The financial incentive is clear: an engineer who classifies facades as "safe" does not generate contractor referrals. An engineer who classifies facades as "unsafe" generates millions of dollars in repair work for their preferred contractors. The engineers know this. The contractors know this. The managing agents who refer the engineers know this. Only the unit owners — who pay for everything — are left in the dark.
PROPOSED FIX
Independence. Bidding. Review.
- Engineer independence: The engineer who performs the FISP inspection may not have any financial relationship with the contractor who performs the repair. Certification of independence required.

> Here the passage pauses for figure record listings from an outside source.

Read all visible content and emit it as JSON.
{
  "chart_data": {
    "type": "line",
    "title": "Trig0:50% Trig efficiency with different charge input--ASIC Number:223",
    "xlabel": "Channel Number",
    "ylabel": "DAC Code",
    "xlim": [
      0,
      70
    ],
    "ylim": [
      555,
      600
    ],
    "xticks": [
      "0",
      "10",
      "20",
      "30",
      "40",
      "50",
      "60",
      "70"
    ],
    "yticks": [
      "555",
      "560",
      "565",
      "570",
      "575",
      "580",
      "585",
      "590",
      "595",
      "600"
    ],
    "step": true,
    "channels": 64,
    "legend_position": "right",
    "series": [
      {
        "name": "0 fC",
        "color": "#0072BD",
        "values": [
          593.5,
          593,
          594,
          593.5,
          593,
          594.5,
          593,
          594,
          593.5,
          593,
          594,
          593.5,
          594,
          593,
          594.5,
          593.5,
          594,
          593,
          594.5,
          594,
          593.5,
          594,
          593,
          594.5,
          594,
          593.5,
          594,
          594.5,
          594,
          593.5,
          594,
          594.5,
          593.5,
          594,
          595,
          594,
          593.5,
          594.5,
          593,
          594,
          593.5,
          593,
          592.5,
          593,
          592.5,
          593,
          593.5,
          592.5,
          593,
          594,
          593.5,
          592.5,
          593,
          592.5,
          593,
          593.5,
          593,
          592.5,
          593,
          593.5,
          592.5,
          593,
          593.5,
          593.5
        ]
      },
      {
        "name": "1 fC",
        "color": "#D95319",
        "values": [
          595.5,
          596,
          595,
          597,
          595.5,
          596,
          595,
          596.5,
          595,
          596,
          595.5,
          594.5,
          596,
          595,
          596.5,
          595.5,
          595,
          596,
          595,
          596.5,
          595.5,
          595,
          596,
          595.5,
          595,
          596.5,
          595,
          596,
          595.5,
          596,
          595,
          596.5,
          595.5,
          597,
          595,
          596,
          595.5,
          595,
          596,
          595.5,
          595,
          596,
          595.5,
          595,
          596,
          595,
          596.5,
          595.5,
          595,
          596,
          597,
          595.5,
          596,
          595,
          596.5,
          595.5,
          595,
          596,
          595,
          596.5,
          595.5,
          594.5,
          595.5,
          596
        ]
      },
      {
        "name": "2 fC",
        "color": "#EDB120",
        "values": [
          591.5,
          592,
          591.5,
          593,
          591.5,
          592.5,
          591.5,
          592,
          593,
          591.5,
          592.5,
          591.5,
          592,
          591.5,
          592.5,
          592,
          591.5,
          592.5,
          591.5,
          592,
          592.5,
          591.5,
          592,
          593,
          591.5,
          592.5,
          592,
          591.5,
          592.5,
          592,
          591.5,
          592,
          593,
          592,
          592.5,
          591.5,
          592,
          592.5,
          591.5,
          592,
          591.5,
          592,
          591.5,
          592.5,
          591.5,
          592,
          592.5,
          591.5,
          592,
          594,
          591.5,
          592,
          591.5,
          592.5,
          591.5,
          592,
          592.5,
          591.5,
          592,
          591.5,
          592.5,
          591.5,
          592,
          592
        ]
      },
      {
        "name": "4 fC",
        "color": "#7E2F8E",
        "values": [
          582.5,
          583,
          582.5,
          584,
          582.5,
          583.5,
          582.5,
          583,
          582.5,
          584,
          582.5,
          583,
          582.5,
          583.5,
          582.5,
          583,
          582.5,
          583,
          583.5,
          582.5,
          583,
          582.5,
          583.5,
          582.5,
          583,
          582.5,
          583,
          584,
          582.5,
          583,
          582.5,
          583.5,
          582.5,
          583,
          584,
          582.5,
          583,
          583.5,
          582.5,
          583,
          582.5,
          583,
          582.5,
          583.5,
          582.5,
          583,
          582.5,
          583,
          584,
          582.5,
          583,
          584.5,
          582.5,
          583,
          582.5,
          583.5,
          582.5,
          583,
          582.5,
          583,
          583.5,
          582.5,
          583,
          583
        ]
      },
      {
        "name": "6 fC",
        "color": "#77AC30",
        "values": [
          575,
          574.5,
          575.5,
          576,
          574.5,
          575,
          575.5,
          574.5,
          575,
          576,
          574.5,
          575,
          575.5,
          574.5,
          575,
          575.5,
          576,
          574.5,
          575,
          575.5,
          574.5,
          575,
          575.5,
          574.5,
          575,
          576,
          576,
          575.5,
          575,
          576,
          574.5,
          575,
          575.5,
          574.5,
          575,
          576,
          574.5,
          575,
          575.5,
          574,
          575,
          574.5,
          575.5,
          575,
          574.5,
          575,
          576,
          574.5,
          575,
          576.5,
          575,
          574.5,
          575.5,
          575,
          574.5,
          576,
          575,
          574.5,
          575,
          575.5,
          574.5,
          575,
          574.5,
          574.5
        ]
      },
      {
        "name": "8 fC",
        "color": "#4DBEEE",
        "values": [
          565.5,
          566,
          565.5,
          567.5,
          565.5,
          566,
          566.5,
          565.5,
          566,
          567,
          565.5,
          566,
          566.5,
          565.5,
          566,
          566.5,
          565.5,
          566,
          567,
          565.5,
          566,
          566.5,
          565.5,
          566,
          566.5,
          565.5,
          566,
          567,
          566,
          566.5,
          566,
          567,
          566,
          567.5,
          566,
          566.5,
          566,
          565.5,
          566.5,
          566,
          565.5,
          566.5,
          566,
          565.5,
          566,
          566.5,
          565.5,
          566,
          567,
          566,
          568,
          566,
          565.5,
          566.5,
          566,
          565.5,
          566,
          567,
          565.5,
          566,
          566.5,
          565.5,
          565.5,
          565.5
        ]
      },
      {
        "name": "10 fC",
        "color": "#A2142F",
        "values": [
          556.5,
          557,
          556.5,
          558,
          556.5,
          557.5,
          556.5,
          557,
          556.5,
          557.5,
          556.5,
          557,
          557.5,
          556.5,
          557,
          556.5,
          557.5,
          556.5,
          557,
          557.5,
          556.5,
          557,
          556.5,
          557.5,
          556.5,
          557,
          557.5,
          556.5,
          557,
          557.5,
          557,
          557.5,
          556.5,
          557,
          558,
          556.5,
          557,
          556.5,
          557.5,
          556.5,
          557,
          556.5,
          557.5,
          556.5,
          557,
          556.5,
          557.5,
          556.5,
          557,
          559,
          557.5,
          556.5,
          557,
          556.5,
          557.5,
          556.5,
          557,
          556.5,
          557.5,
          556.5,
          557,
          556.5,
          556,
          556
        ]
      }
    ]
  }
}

- Competitive bidding: All LL11 repair projects exceeding $500,000 must obtain a minimum of three independent bids from contractors with no relationship to the inspecting engineer
- DOB scope review: DOB should review the proposed repair scope for proportionality to the identified defects before work begins
- Public database: DOB should publish a searchable database of all FISP reports, repair scopes, costs per building, and engineer-contractor pairings
- Supervision fee cap: Managing agent supervision fees on LL11 projects should be capped at 3% of project cost
FAQ
Frequently Asked Questions
How much does a typical LL11 facade repair cost per unit?
It varies enormously depending on the building's size, age, construction type, and the severity of the defects. Assessments of $15,000-$30,000 per unit are common for moderate repairs. Buildings with serious structural facade issues can face assessments of $50,000-$80,000 or more per unit. There is no public database of costs by building, which is itself part of the problem.
Can I find out my building's FISP status before buying?
Yes. DOB BIS (Building Information Search) shows the most recent FISP filing status. Look for your building's BIN or address at DOB BIS. The status will be "safe," "safe with a repair and maintenance program" (SWARMP), or "unsafe." Any status other than "safe" means money.
Is the engineer required to be independent from the contractor?
No. There is no independence requirement. The engineer who classifies your facade as "unsafe" can refer the contractor, may have a financial relationship with the contractor, and faces no disclosure obligation. This is one of the most significant structural conflicts in the entire LL11 system.
What happens if the building cannot afford the LL11 repair?
The building must comply regardless of ability to pay. Most buildings levy special assessments, obtain loans, or both. If individual owners cannot pay the assessment, the board's law firm begins collection proceedings. DOB can impose civil penalties and, in extreme cases, install protective sidewalk bridges at the building's expense ($50,000-$200,000 per year).